Garde ton pas mon ami.
Si tu venais maintenant tu serais effrayé pour moi.
Peut-être même que je voudrais que tu me sauves.

Nous avancions sur le même sentier mais j’ai emprunté une coulée sauvage
et j’approche maintenant des confins du déjà-vu.
Je suis arrivée sur une crête, une frontière à bas bruit.
A cet endroit où j’essaie de me tenir plus penchée que le ciel
un vent extraordinaire envoie tout valser avec une joie mauvaise
dont je ne peux jouir que seule.
Je m’agrippe au sol comme à un sein.
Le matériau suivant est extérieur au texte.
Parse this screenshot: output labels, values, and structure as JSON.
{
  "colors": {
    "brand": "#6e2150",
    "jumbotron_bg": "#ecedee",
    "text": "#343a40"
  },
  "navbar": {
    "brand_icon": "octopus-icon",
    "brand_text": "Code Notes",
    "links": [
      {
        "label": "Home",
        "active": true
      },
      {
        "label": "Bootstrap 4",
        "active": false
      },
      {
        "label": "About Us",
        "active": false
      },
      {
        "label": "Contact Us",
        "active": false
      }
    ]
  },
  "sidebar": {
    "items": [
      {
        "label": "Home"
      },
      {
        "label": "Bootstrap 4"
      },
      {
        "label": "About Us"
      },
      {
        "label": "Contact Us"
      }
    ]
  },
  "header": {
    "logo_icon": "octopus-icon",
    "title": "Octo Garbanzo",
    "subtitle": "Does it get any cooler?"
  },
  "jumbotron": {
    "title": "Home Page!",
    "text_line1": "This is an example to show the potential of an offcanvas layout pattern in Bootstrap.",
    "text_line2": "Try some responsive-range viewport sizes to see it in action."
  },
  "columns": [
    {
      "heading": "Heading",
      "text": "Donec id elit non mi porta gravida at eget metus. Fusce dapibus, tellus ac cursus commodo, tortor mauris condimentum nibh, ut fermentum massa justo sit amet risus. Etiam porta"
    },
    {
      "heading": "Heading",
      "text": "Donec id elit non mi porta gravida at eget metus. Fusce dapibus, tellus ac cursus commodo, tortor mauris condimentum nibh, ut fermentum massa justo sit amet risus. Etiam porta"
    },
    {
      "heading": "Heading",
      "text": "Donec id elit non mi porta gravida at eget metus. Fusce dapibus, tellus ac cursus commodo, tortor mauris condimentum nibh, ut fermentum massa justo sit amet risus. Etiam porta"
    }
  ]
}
Personne ne supporterait ça.

En marchant jusqu’ici j’ai recompté mes pas et les offenses et je sais toutes les nommer.
Tout a un nom quand on marche bien.
Là où des hordes se terraient j’ai tenu en joue la trouille dans le creux poplité.
Là où les silences étaient contraints j’ai rompu la joliesse polie en hurlant.
Les bêtes m’ont enfin appris à pousser des cris sans écho.

Ici je suis vivante à sang-froid.
Je me tiens sur ce col les cheveux trempés comme une naissance. C’est le dernier endroit où c’est encore
possible.
Dans une danse erratique je tournoie pour conjurer le voyage, les pieds impatients et la tête dégagée.

Garde ton pas, amour.
Nous avons le temps d’un désir géologique, ne te presse pas pour me retrouver maintenant :
je suis hideuse et c’est très beau.
Demain, ce qui ne sera plus jamais reposera sous un grand tumulus.
Nous nous hisserons dessus avant de repartir.